Approaches for levying provider taxes vary by and are specific to each state, and the taxes often differ in which providers (e.g., hospitals and health systems, nursing facilities, managed care organizations) and base (e.g., flat tax, per admission, share of net revenue) to tax. For example, provider taxes imposed on hospitals, nursing homes, and home health agencies are generally based on gross receipts, and nursing homes providers often are taxed per bed.

State statutes typically refer to classes and definitions in the Code of Federal Regulations (CFR), which lists 19 classes of healthcare providers and services (see 42 CFR §433).

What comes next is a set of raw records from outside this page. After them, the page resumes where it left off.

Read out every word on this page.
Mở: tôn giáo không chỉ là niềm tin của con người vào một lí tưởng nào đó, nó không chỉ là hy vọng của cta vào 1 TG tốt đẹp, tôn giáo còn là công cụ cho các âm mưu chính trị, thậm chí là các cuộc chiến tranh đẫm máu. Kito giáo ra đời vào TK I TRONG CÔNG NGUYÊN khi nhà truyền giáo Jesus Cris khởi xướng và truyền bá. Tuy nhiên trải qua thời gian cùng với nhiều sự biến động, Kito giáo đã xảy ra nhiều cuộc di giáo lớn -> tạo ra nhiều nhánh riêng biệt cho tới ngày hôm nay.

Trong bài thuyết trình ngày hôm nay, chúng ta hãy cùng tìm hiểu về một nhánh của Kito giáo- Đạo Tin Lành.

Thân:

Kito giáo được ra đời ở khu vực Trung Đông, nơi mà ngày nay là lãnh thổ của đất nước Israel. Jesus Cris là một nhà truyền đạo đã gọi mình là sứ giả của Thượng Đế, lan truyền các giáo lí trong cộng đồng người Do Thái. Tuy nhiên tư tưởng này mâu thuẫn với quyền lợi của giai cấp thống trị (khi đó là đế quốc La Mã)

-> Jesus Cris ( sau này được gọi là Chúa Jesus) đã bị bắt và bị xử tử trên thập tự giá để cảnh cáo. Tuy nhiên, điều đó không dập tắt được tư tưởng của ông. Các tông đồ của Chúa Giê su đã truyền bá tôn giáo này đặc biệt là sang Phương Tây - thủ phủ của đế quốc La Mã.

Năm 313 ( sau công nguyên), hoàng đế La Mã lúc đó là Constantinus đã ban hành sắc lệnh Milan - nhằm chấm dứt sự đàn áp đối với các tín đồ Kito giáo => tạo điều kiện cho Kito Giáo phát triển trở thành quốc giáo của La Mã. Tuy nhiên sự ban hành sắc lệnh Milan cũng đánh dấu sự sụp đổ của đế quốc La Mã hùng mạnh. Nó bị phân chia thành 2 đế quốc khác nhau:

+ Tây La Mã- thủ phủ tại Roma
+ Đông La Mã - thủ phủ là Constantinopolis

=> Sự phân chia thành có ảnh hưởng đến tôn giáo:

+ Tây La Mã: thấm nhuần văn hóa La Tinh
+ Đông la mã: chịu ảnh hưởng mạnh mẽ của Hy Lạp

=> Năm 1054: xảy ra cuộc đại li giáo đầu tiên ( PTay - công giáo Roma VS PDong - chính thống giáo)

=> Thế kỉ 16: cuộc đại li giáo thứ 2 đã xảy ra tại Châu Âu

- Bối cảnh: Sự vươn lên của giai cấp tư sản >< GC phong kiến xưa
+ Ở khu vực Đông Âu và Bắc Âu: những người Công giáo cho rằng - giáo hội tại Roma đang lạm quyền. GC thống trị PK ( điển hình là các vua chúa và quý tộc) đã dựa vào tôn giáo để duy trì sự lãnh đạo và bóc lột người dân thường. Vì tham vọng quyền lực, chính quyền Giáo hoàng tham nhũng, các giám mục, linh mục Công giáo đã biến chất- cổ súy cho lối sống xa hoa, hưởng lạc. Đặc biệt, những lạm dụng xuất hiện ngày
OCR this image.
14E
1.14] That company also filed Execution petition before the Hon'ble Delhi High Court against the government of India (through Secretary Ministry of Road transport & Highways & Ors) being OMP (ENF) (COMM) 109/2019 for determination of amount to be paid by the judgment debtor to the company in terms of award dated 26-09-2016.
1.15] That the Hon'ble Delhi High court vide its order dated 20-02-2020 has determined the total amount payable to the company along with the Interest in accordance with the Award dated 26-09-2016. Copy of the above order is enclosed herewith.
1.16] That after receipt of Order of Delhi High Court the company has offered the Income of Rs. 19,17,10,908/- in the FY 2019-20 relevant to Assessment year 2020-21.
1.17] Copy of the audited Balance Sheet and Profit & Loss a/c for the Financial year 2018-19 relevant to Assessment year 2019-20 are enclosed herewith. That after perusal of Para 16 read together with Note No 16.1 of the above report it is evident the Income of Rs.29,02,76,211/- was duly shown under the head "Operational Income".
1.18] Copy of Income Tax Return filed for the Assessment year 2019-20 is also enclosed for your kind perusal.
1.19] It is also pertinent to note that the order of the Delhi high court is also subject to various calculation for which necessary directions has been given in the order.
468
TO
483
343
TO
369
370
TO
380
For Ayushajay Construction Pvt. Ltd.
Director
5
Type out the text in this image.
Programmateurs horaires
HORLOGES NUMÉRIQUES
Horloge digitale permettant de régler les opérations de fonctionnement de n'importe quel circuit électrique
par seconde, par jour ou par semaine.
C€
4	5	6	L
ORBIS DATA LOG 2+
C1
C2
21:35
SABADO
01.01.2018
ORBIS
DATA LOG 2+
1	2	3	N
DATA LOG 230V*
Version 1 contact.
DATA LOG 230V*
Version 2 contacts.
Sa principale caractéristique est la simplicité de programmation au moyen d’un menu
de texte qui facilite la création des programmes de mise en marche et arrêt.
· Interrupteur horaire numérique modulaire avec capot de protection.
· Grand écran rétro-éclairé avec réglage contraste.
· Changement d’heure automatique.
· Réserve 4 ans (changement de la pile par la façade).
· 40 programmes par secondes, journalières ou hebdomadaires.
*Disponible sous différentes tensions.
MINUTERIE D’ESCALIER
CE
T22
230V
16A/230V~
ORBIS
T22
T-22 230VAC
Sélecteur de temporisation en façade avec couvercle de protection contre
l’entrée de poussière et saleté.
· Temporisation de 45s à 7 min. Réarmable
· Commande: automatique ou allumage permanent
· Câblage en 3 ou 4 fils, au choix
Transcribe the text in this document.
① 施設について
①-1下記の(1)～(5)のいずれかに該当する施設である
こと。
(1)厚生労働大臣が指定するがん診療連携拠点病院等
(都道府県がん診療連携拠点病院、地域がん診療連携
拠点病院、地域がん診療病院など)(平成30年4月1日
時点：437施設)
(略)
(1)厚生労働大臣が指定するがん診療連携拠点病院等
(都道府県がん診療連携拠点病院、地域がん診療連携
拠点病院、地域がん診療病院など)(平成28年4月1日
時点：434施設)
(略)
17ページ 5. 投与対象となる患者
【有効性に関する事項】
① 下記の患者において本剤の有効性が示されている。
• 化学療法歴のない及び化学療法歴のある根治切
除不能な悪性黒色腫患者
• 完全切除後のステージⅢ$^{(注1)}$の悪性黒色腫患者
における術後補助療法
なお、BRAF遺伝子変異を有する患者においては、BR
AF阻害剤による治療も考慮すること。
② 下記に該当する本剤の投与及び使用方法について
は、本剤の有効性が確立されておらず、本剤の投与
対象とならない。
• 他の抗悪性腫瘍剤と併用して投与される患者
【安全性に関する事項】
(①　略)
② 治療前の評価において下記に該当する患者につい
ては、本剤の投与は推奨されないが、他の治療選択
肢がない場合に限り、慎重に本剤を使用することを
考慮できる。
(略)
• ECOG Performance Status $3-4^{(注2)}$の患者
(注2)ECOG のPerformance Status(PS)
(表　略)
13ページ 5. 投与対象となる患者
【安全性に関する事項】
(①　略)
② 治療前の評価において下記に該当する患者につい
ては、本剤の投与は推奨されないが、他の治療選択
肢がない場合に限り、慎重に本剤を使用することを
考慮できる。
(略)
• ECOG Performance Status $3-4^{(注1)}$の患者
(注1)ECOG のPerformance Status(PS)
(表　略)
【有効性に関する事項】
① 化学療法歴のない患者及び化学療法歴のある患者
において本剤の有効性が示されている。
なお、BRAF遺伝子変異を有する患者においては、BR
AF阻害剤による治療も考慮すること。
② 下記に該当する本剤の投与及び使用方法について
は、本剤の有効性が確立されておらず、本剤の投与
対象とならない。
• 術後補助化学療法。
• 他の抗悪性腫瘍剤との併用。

To ensure matching federal funds for Medicaid programs, state healthcare provider taxes must satisfy three requirements:

  • Be imposed on all providers in a given category;
  • Be uniformly imposed regardless of whether the providers service Medicaid patients; and
  • Not hold providers harmless for the burden of the tax by guaranteeing its reimbursement.

Many states impose more than one provider tax and can use multiple types to fund different programs. The taxes are administered by the state’s Department of Revenue or Department of Health.


Implications of the OBBBA

There is now a nationwide moratorium on the implementation of new provider taxes and a prohibition on increasing the rates of existing taxes. Also, under the OBBBA, the safe harbor threshold will be reduced from 6% to 3.5% for states that expanded Medicaid eligibility under the Affordable Care Act. That reduction must be implemented gradually by 0.5% per year beginning in 2028 and reach the new 3.5% rate by 2032. States that did not expand Medicaid are not subject to that requirement, but their provider tax rates are frozen at 2025 levels as long as the OBBBA remains in place.

States will face revenue shortfalls because of the OBBBA’s changes to the Medicaid system and state access to matching federal funds. As such, they will need to generate funding through other methods (e.g., modified sales, income, and excise taxes) or attempt to navigate complex updated requirements for seeking provider tax waivers. 

Those changes affect all states with healthcare provider taxes, although the mandated reduction in existing rates differs based on whether the state expanded Medicaid eligibility, the types of provider taxes it levies, and its existing provider tax rates. They also affect all 19 CFR provider classes.

BDO Insights

  • Healthcare providers and their tax advisors should take note of state-specific healthcare provider tax regulations, including which types of providers and services are subject to tax and the tax’s basis and rates. They also should know that regulatory language, definitions, and limitations vary by state and by tax imposed.
  • Tax rates for healthcare providers frequently change, both for years before and after the passage of the OBBBA. Taxpayers should monitor state changes to healthcare provider taxes and other state and local taxes.
  • The OBBBA provisions have considerable implications for revenue forecasting, provider financial health, Medicaid financing strategies, and multiyear tax planning. For example, with the gradual reduction in the safe harbor threshold rate, tax advisors must consider the timing of rate reductions in tax models for profit-based state taxes such as income and franchise taxes.
  • Providers and tax advisors should track any state level offsets that could introduce tax burdens that fall outside federal restrictions implemented to compensate for the reduction in funding derived from provider taxes. 
  • Providers and tax advisors also should be aware of new federal and state programs, such as the rural health transformation program established by the OBBBA to provide $50 billion in funding to states over the next five years to improve rural healthcare access and outcomes. The categorization of those funds will likely vary by state, so all related tax implications will depend on state-specific laws.